We Can Do Both: Welcome Immigrants and Be Safe

When I arrived—a couple of hours late mind you—to the Greensboro, North Carolina airport last April 8, around 45 children, teenagers, parents, and community leaders greeted me with signs, specially-made T-shirts, and song.

Other people in the waiting lounge looked interested, and perhaps as surprised as I did, to have such a welcome.

I was completely overwhelmed and honored. They were a group organized by Centro de Accion Latino in Greensboro, who had been awaiting my arrival for talks I was doing in the library, the community, some schools, and county jail. It was one of the few returns I’ve made to North Carolina since I spent ten weeks in early 2000 traveling from one end of the state to the other–from the Blue Ridge Mountains to the Outer Banks.

North Carolina, like many US Southern states, has had a tremendous rise in the Latino population this past decade—I read somewhere around 600 percent. These people include many migrants from Mexico, but also from Colombia, Puerto Rico, Dominican Republic, Venezuela, Guatemala, El Salvador, Honduras, and other Latin American countries. Many are working in the lowest paid, most dangerous work available, including turkey and chicken farms, tobacco fields, service industries, factories, and textiles.

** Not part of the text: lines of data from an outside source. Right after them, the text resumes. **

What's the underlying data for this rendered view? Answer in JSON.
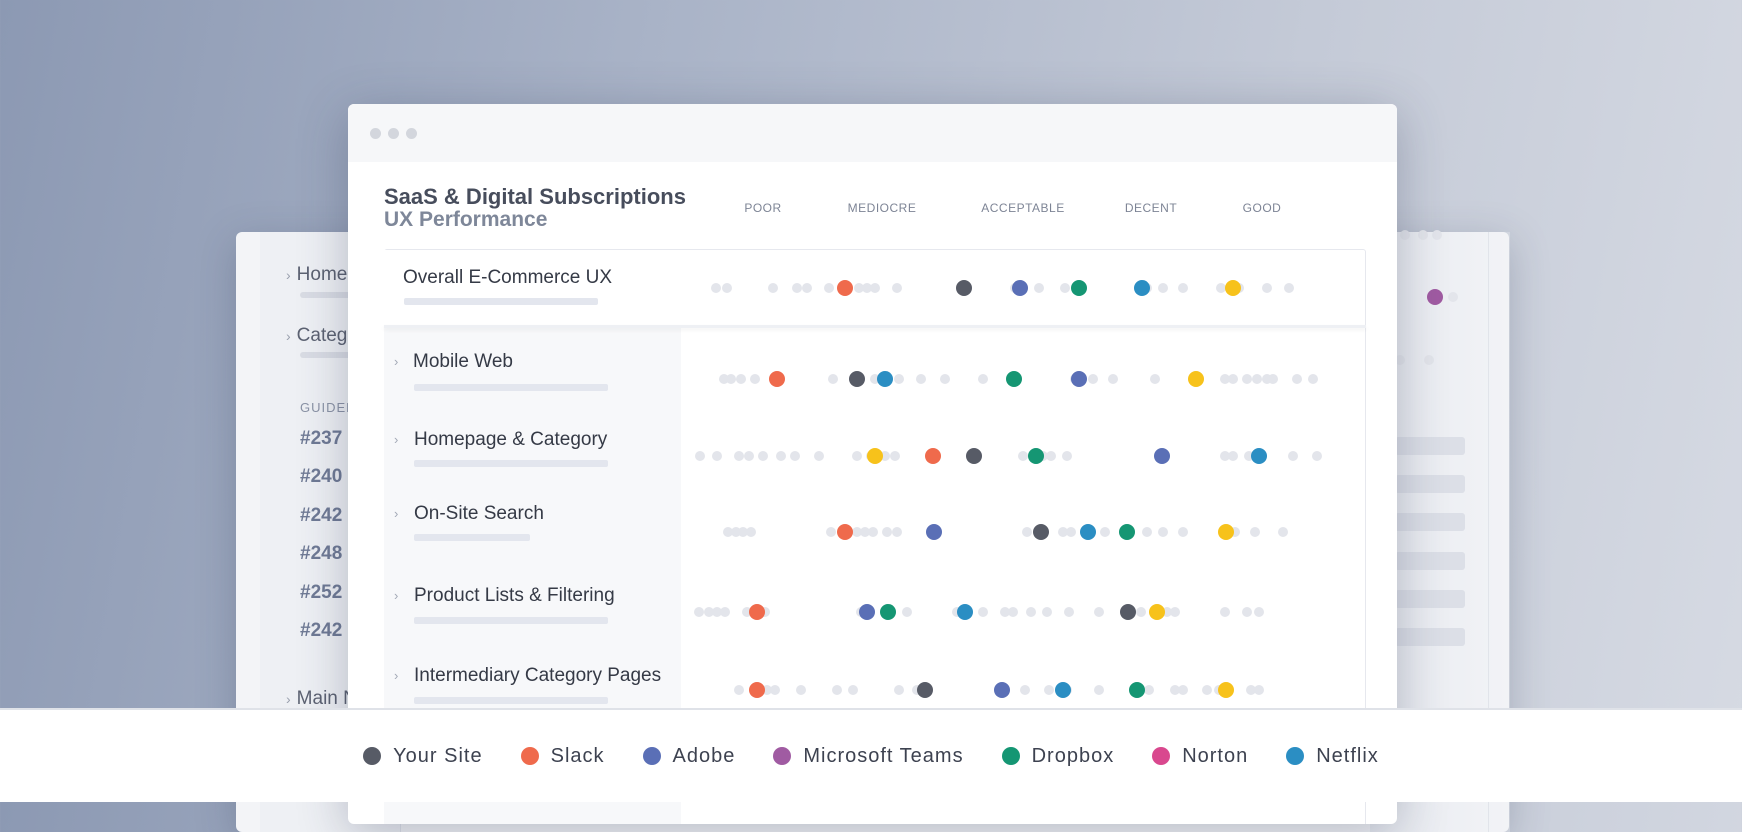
{
  "background_window": {
    "nav": [
      "Home",
      "Categ"
    ],
    "guidelines_label": "GUIDEL",
    "links": [
      "#237",
      "#240",
      "#242",
      "#248",
      "#252",
      "#242"
    ],
    "bottom_item": "Main N"
  },
  "header": {
    "title": "SaaS & Digital Subscriptions",
    "subtitle": "UX Performance"
  },
  "scale": [
    "POOR",
    "MEDIOCRE",
    "ACCEPTABLE",
    "DECENT",
    "GOOD"
  ],
  "rows": [
    {
      "label": "Overall E-Commerce UX"
    },
    {
      "label": "Mobile Web"
    },
    {
      "label": "Homepage & Category"
    },
    {
      "label": "On-Site Search"
    },
    {
      "label": "Product Lists & Filtering"
    },
    {
      "label": "Intermediary Category Pages"
    }
  ],
  "legend": [
    {
      "label": "Your Site",
      "color": "#575b66"
    },
    {
      "label": "Slack",
      "color": "#ef6a4c"
    },
    {
      "label": "Adobe",
      "color": "#5a6fb6"
    },
    {
      "label": "Microsoft Teams",
      "color": "#a05ba2"
    },
    {
      "label": "Dropbox",
      "color": "#159673"
    },
    {
      "label": "Norton",
      "color": "#d9488e"
    },
    {
      "label": "Netflix",
      "color": "#2b8ec3"
    }
  ],
  "colors": {
    "your_site": "#575b66",
    "slack": "#ef6a4c",
    "adobe": "#5a6fb6",
    "microsoft_teams": "#a05ba2",
    "dropbox": "#159673",
    "norton": "#d9488e",
    "netflix": "#2b8ec3",
    "other": "#f7c21b"
  }
}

As in most states, tensions between these Spanish-speaking workers and English-speaking Americans, specifically African Americans but also Whites, became the catalyst behind my momentous residence: In two rental cars, I drove my way around this amazingly beautiful country to speak, read, and conduct workshops in some 21 events a week in universities, colleges, public and private schools, prisons, juvenile detention centers, migrant camps, churches, cafes, bookstores, and other venues.

Organized by North Carolina Word Wide (sponsored mostly by the state’s arts council), I spoke to Black, White, Asian, Native American (I now have good friends on the Cherokee rez), and Latino audiences, in English and Spanish.

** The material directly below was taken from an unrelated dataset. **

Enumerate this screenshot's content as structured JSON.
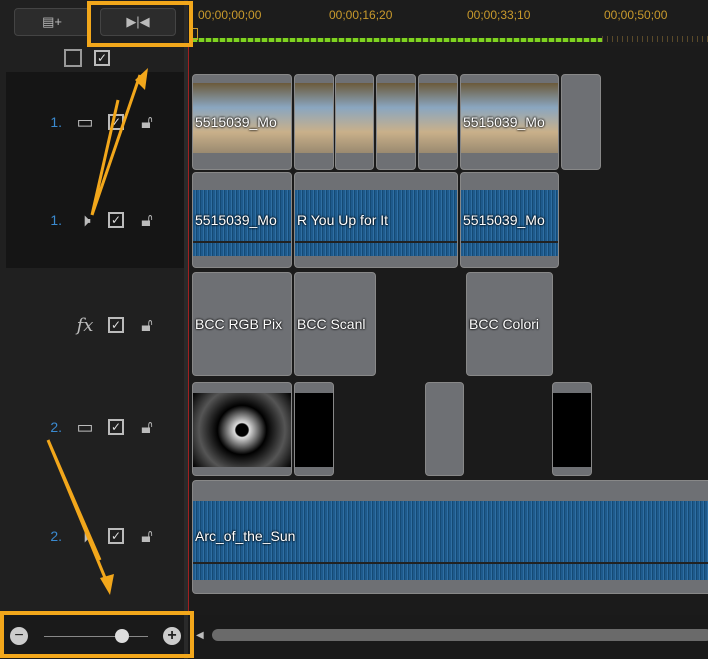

It turned out to be one of the most healing efforts I’ve ever embarked on.

This April one of my talks/readings was in Greensboro’s Carolina Theater (one of those old ornate turn-of-the-century structures) to around 500 people. That particular visit capped a quick tour of the East Coast with visits to Amherst, MA and Syracuse, NY—both fantastic cities that treated me well and had me addressing many large and important audiences.

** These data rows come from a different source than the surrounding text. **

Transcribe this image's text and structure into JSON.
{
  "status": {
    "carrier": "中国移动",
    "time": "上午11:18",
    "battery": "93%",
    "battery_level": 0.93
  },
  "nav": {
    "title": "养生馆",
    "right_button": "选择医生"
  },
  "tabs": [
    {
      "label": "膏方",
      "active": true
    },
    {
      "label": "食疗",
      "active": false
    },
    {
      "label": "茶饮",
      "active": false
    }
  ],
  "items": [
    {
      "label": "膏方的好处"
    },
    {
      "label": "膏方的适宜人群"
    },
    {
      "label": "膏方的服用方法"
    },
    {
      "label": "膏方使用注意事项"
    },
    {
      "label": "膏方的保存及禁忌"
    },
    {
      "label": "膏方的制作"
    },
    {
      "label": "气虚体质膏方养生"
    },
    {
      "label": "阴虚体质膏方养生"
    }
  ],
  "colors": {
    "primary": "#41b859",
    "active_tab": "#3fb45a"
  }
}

There is a growing interest in Chicano/Latino literature, but also in the rapid and extensive growth in the Latino population wherever I go. Here’s what I’ve found—and this after more than 25 years traveling and speaking around the country, Canada, Mexico, Central America, Puerto Rico, and Europe: Most people I’ve met are open, welcoming, and genuinely concerned about why Latinos are here and how we can best incorporate them in this country. I’m also aware that many are scared about our future, about security, about the sense that our resources are being spread too thin.

However, I’m convinced there are imaginative, encompassing, and significant ways to have a country free of terrorism AND a fair, equitable, and humane immigration policy.

The fact that millions mobilized around the country on May 1 for immigrant rights (and they were not only undocumented and documented immigrants, but many American citizens as well) is forcing us to re-examine this issue and find ways to resolve it in the interests of both Americans and non-citizens. This may seem impossible, or at least unlikely, but it’s timely and necessary.

We cannot continue to insist on policies and projects that isolate Americans from the rest of the world—this is the most indefensible position to have.

The vast majority of new immigrants without documents in the United States—reportedly close to 12 million people—are pro-America, willing to work hard, pay taxes, and even go to war (I don’t think they should, but that’s where they’re at).

Minutemen and other anti-undocumented people are cutting their own throats by trying to drive away a mostly peaceful, flag-waving, honest, hard-working people from our shores.

Fortunately, for the moment, their efforts are ineffective. The fact is we need these workers and they need us. It’s time to make this work for all of us; it's time for real imaginative work to make sure we can be safe and have a decent and dignified position around immigration.